23. En outre, il ressort du dossier que la requérante a eu accès aux enregistrements en question (paragraphes 4 et 7 ci-dessus) et qu’elle a pu contester le contenu des procès-verbaux de transcription des enregistrements (paragraphe 11 ci-dessus). La cour d’appel a rejeté sa contestation parce que la requérante n’avait pas donné des détails concrets et la Cour remarque que celle-ci n’a pas donné plus de détails devant elle.

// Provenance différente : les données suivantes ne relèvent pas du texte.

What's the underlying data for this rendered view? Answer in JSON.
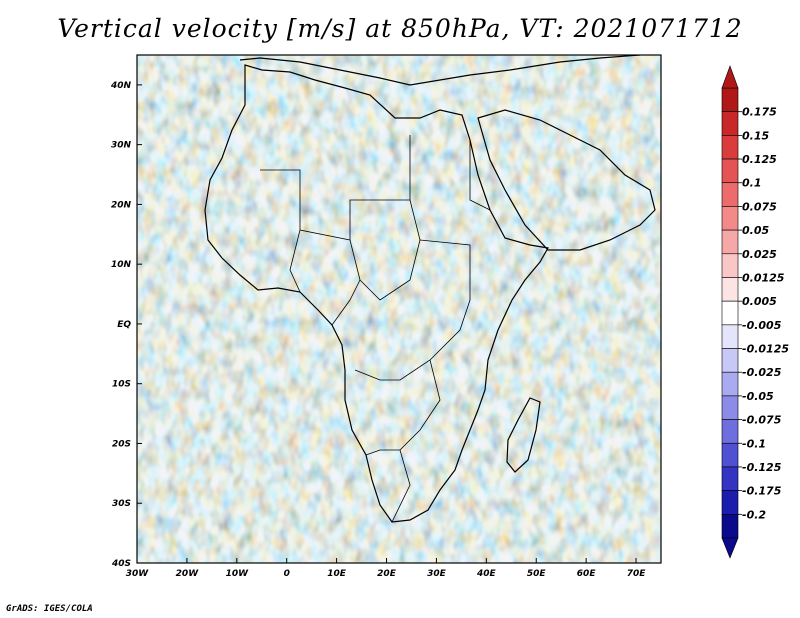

24. En tout état de cause, la condamnation de la requérante a été fondée de manière déterminante sur un vaste ensemble de documents et les dépositions des témoins (paragraphes 10, 12 et 14 ci-dessus). Les enregistrements ont eu un poids très limité, voir minime dans la condamnation de la requérante. Cela distingue la présente affaire des affaires Văduva c. Roumanie (no 27781/06, § 46, 25 février 2014) et Beraru c. Roumanie (no 40107/04, § 78, 18 mars 2014) dans lesquelles les tribunaux s’étaient fondés principalement sur les enregistrements. Or, en l’espèce, les éléments de preuve ont été produits devant les juridictions nationales dans le respect du principe du contradictoire et la requérante, qui avait été représentée pendant la procédure, a pu proposer les arguments et les preuves qu’elle jugeait utiles pour sa défense. La procédure pénale, considérée dans son ensemble, n’a pas méconnu les exigences d’un procès équitable (voir, mutatis mutandis, Bykov c. Russie [GC], no 4378/02, §§ 98-104, 10 mars 2009).
25. Il s’ensuit que ces griefs doivent être rejetés comme manifestement mal fondés en application de l’article 35 §§ 3 a) et 4 de la Convention.
26. La requérante soulève en même temps de très nombreux autres griefs tirés des articles 1, 5, 6, 7, 8, 14 et 17 de la Convention.
27. La Cour constate, au vu de l’ensemble des éléments en sa possession, et pour autant que les faits litigieux relèvent de sa compétence, que ces griefs soit ne satisfont pas aux critères de recevabilité énoncés aux articles 34 et 35 de la Convention, soit ne font apparaître aucune apparence de violation des droits et libertés consacrés par la Convention ou ses Protocoles.
28. Il s’ensuit que cette partie de la requête doit être rejetée en application de l’article 35 § 4 de la Convention.
Par ces motifs, la Cour, à l’unanimité,
Déclare la requête irrecevable.
Fait en français puis communiqué par écrit le 6 mars 2025.